As farmers all over the country have discovered, the one-size-fits-all farm bill of the past is gone, replaced with a series of risk management decisions and a growing emphasis on crop insurance.
That’s surely true for Southern agriculture, which will affect farmers in the South in a number of ways.
The new farm bill contains a dramatic change in cotton policy, with the decision that upland cotton is no longer considered a covered commodity crop.
“It’s obvious they went that direction in part to address the World Trade Organization case,” says Keith Coble, Mississippi State University Extension professor of agricultural economics, referring to the years-long trade dispute between the U.S. and Brazil over cotton programs. “Cotton producers will have to focus on crop insurance in a very significant manner.
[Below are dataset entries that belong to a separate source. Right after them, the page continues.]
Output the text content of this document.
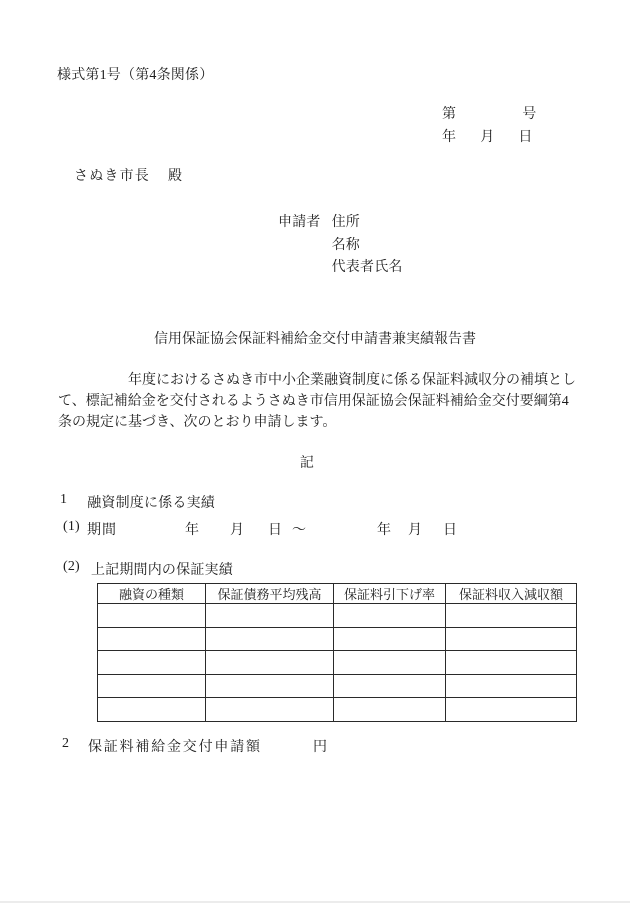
様式第1号（第4条関係）
第	号
年 月 日
さぬき市長 殿
申請者 住所
名称
代表者氏名
信用保証協会保証料補給金交付申請書兼実績報告書
年度におけるさぬき市中小企業融資制度に係る保証料減収分の補填とし
て、標記補給金を交付されるようさぬき市信用保証協会保証料補給金交付要綱第4
条の規定に基づき、次のとおり申請します。
記
1 融資制度に係る実績
(1) 期間	年 月 日 ～	年 月 日
(2) 上記期間内の保証実績
融資の種類	保証債務平均残高	保証料引下げ率	保証料収入減収額

2 保証料補給金交付申請額	円
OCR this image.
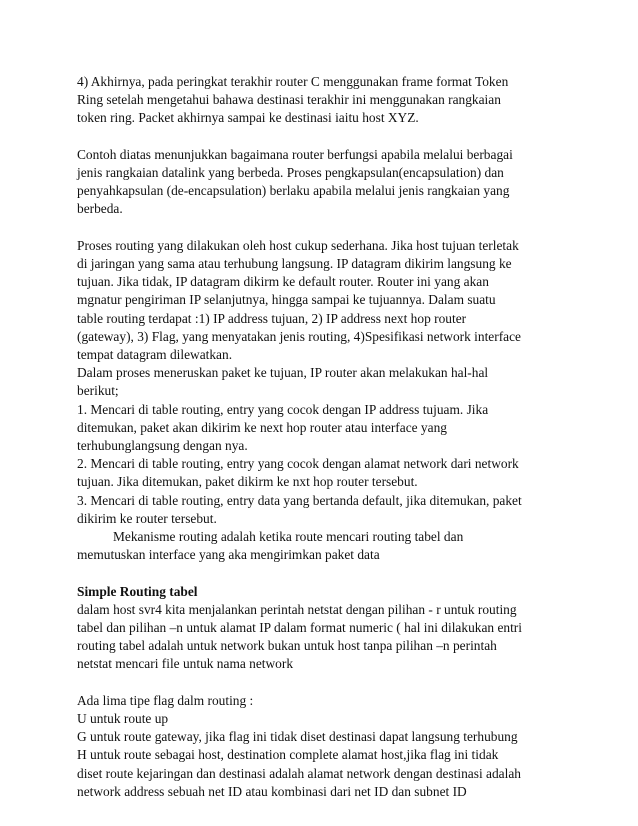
4) Akhirnya, pada peringkat terakhir router C menggunakan frame format Token
Ring setelah mengetahui bahawa destinasi terakhir ini menggunakan rangkaian
token ring. Packet akhirnya sampai ke destinasi iaitu host XYZ.
Contoh diatas menunjukkan bagaimana router berfungsi apabila melalui berbagai
jenis rangkaian datalink yang berbeda. Proses pengkapsulan(encapsulation) dan
penyahkapsulan (de-encapsulation) berlaku apabila melalui jenis rangkaian yang
berbeda.
Proses routing yang dilakukan oleh host cukup sederhana. Jika host tujuan terletak
di jaringan yang sama atau terhubung langsung. IP datagram dikirim langsung ke
tujuan. Jika tidak, IP datagram dikirm ke default router. Router ini yang akan
mgnatur pengiriman IP selanjutnya, hingga sampai ke tujuannya. Dalam suatu
table routing terdapat :1) IP address tujuan, 2) IP address next hop router
(gateway), 3) Flag, yang menyatakan jenis routing, 4)Spesifikasi network interface
tempat datagram dilewatkan.
Dalam proses meneruskan paket ke tujuan, IP router akan melakukan hal-hal
berikut;
1. Mencari di table routing, entry yang cocok dengan IP address tujuam. Jika
ditemukan, paket akan dikirim ke next hop router atau interface yang
terhubunglangsung dengan nya.
2. Mencari di table routing, entry yang cocok dengan alamat network dari network
tujuan. Jika ditemukan, paket dikirm ke nxt hop router tersebut.
3. Mencari di table routing, entry data yang bertanda default, jika ditemukan, paket
dikirim ke router tersebut.
Mekanisme routing adalah ketika route mencari routing tabel dan
memutuskan interface yang aka mengirimkan paket data
Simple Routing tabel
dalam host svr4 kita menjalankan perintah netstat dengan pilihan - r untuk routing
tabel dan pilihan –n untuk alamat IP dalam format numeric ( hal ini dilakukan entri
routing tabel adalah untuk network bukan untuk host tanpa pilihan –n perintah
netstat mencari file untuk nama network
Ada lima tipe flag dalm routing :
U untuk route up
G untuk route gateway, jika flag ini tidak diset destinasi dapat langsung terhubung
H untuk route sebagai host, destination complete alamat host,jika flag ini tidak
diset route kejaringan dan destinasi adalah alamat network dengan destinasi adalah
network address sebuah net ID atau kombinasi dari net ID dan subnet ID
Related to that, cotton base was converted to generic base, which will be applied when farmers grow crops other than cotton.”
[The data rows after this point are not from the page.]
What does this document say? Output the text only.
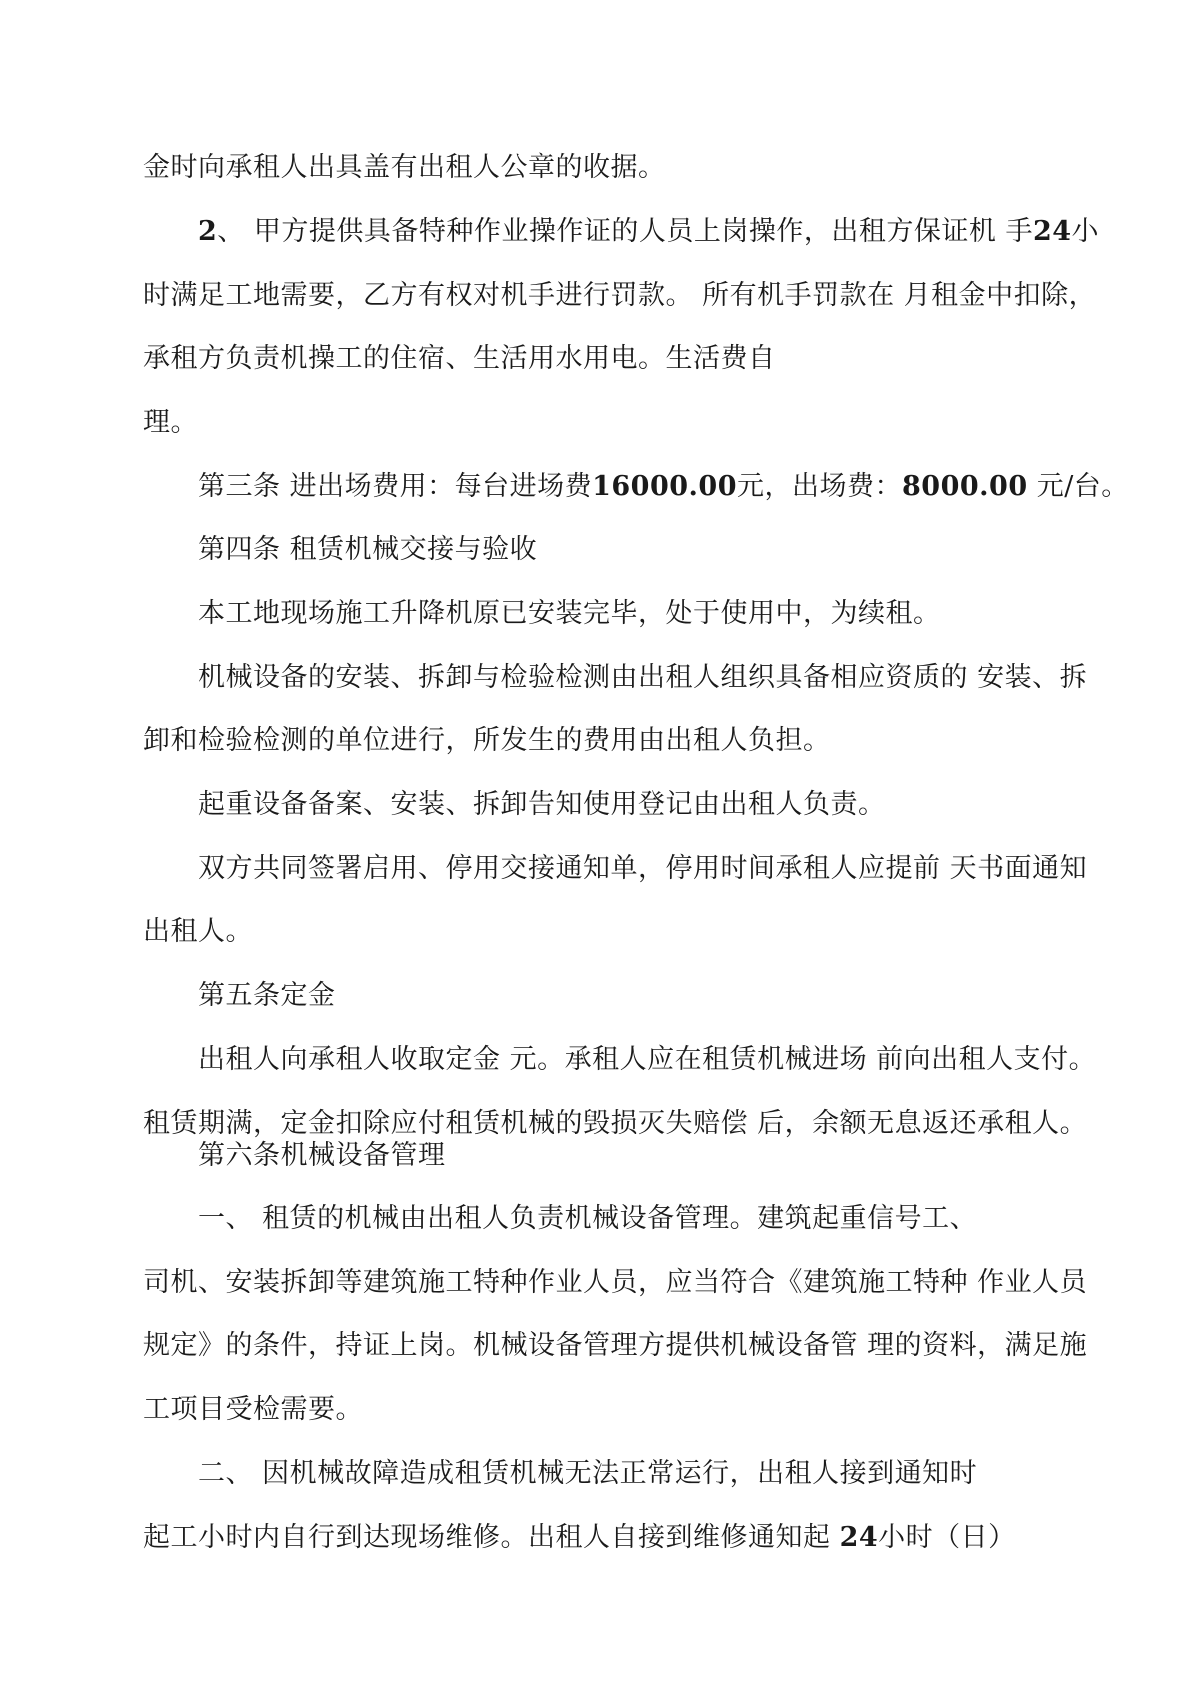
金时向承租人出具盖有出租人公章的收据。
2、 甲方提供具备特种作业操作证的人员上岗操作，出租方保证机 手24小
时满足工地需要，乙方有权对机手进行罚款。 所有机手罚款在 月租金中扣除，
承租方负责机操工的住宿、生活用水用电。生活费自
理。
第三条 进出场费用：每台进场费16000.00元，出场费：8000.00 元/台。
第四条 租赁机械交接与验收
本工地现场施工升降机原已安装完毕，处于使用中，为续租。
机械设备的安装、拆卸与检验检测由出租人组织具备相应资质的 安装、拆
卸和检验检测的单位进行，所发生的费用由出租人负担。
起重设备备案、安装、拆卸告知使用登记由出租人负责。
双方共同签署启用、停用交接通知单，停用时间承租人应提前 天书面通知
出租人。
第五条定金
出租人向承租人收取定金 元。承租人应在租赁机械进场 前向出租人支付。
租赁期满，定金扣除应付租赁机械的毁损灭失赔偿 后，余额无息返还承租人。
第六条机械设备管理
一、 租赁的机械由出租人负责机械设备管理。建筑起重信号工、
司机、安装拆卸等建筑施工特种作业人员，应当符合《建筑施工特种 作业人员
规定》的条件，持证上岗。机械设备管理方提供机械设备管 理的资料，满足施
工项目受检需要。
二、 因机械故障造成租赁机械无法正常运行，出租人接到通知时
起工小时内自行到达现场维修。出租人自接到维修通知起 24小时（日）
Producers with generic base have a unique situation with their farm bill choices, because this base will follow other plantings and move around over the life of the bill.
With peanuts and rice, traditional Southern crops, the choices are simpler. The peanut and rice industries pushed for more traditional price-triggered programs. “The analysis I’ve seen and that we have done suggests in most instances, those producers are generally going to be more interested in PLC than the ARC program,” Coble says. “Corn and soybean production in the South has looked increasingly similar to the Midwest in recent years. Early on, the strong presumption was a likely preference to the ARC program.”
However, falling commodity prices and above-average yields since the farm bill was drafted have made that ARC preference a little less certain. For corn producers, it has become a bit more of a toss-up between ARC and PLC.
Third-generation row crop farmer Stewart Weaver says workable risk management tools are crucial for Southern growers. “Our commodity programs and crop insurance programs cannot be harmed within the national budget,” says Weaver, who grows cotton, grain sorghum, soybeans and wheat in Edmonson, Ark. “Agriculture has already given a great deal to deficit reduction, and any further adverse changes will be harmful to Southern farmers.”
He believes the implementation of new farm bill programs such as ARC, PLC, STAX, and SCO will be a challenge. “Farmers will be required to work more closely with RMA and insurance agents, which is something new for farmers in the South. Along with these programs, Southern farmers need assurance that payment limits and eligibility requirements will not adversely affect us."
Despite the farm bill’s complexity, Coble advises producers to go ahead and make the best decisions they can. After all, the markets will move after the fact, and a producer may not have maximized benefits in hindsight, but that’s part of the gamble of agriculture.
“Today, I’d be more worried about controlling my costs and managing my finances, rather than the farm bill choices,” he says.